From my view in the audience, it appeared that the commission will do away with the regulation that says businesses on Pine Avenue need a certain number of parking spaces on their lot. Instead, they will let cars back into the street. Everything that had to do with previous parking regulations has disappeared.
Now Alan Garret is going to write up, I think, (it was all kind of muddle-y,) new regulations that redefine “on-site” to mean a general parking area which has no relationship to the size of the building, and may or may not include a bit of on-site area.
The unintended consequences of this new parking idea has not been addressed. A few of these consequences include:
- 1 This plan increases congestion:
lots of cars will back into the street, as opposed to our present requirement of one driveway into the street from each on-site parking area
- 2 This plan is not safe:
lots of segways, bikes, four-man-bike-carriages, and pedestrians will pass behind cars on the right of way. Even though a meandering sidewalk near the buildings will be built, people generally want to get from point A to B in a straight line--in this case one that follows the street behind parked cars. And passing behind a parked car is never safe.

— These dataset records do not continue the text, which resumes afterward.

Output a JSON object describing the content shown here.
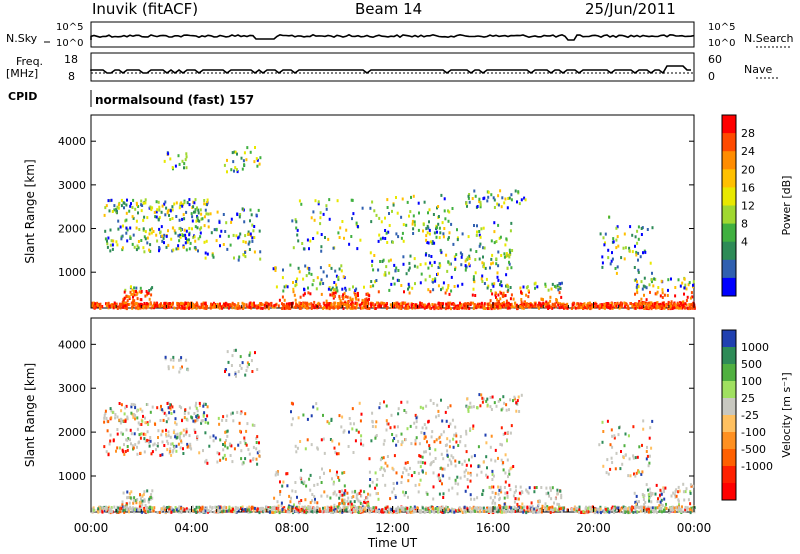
{
  "header": {
    "left": "Inuvik (fitACF)",
    "center": "Beam 14",
    "right": "25/Jun/2011"
  },
  "panels": {
    "nsky": {
      "left_label": "N.Sky",
      "right_label": "N.Search",
      "ticks_left": [
        "10^5",
        "10^0"
      ],
      "ticks_right": [
        "10^5",
        "10^0"
      ]
    },
    "freq": {
      "left_label_1": "Freq.",
      "left_label_2": "[MHz]",
      "right_label": "Nave",
      "ticks_left": [
        "18",
        "8"
      ],
      "ticks_right": [
        "60",
        "0"
      ]
    },
    "cpid": {
      "left_label": "CPID",
      "program": "normalsound (fast) 157"
    }
  },
  "chart_data": [
    {
      "type": "heatmap",
      "name": "power",
      "ylabel": "Slant Range [km]",
      "y_ticks": [
        "4000",
        "3000",
        "2000",
        "1000"
      ],
      "y_tick_values": [
        4000,
        3000,
        2000,
        1000
      ],
      "ylim": [
        180,
        4600
      ],
      "colorbar": {
        "title": "Power [dB]",
        "ticks": [
          "28",
          "24",
          "20",
          "16",
          "12",
          "8",
          "4"
        ],
        "colors": [
          "#ff0000",
          "#ff4a00",
          "#ff8c00",
          "#ffc000",
          "#e8e800",
          "#a0d830",
          "#40b040",
          "#2e8b57",
          "#3060b0",
          "#0000ff"
        ]
      }
    },
    {
      "type": "heatmap",
      "name": "velocity",
      "ylabel": "Slant Range [km]",
      "y_ticks": [
        "4000",
        "3000",
        "2000",
        "1000"
      ],
      "y_tick_values": [
        4000,
        3000,
        2000,
        1000
      ],
      "ylim": [
        180,
        4600
      ],
      "colorbar": {
        "title": "Velocity [m s⁻¹]",
        "ticks": [
          "1000",
          "500",
          "100",
          "25",
          "-25",
          "-100",
          "-500",
          "-1000"
        ],
        "colors": [
          "#2040b0",
          "#2e8b57",
          "#50b040",
          "#a0e060",
          "#c8c8c0",
          "#ffc060",
          "#ff9020",
          "#ff6000",
          "#ff2000",
          "#ff0000"
        ]
      }
    }
  ],
  "xaxis": {
    "label": "Time UT",
    "ticks": [
      "00:00",
      "04:00",
      "08:00",
      "12:00",
      "16:00",
      "20:00",
      "00:00"
    ]
  }
}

- 3 This plan changes the ambience of Pine Avenue:
Instead of each business providing their own solution to parking on their premises, the look and feel will be that of a strip mall, where all the cars are parked next to each other with a grand view of their rear ends
- 4 This plan is contrary to our comprehensive plan and the desires of most residents:
The comprehensive plans calls for minimizing access points to businesses; this plan makes all of Pine Avenue an access point. And what most citizens want is to keep Anna Maria the residential beach community it now is, which is not what this plan creates
The sad thing is, hardly any residents came to the meeting or spoke their opinions about this proposed change in our law.
There are a few commissioners who are fighting hard for our interests, and they deserve our support.
I encourage citizens who agree, read or write for this blog to attend the next parking meeting and urge commissioners to leave the definition of “on-site” as it is. They should keep the requirement that the number of parking spaces a business must have, be based on the size of the building.
This doesn’t have to be a done deal yet!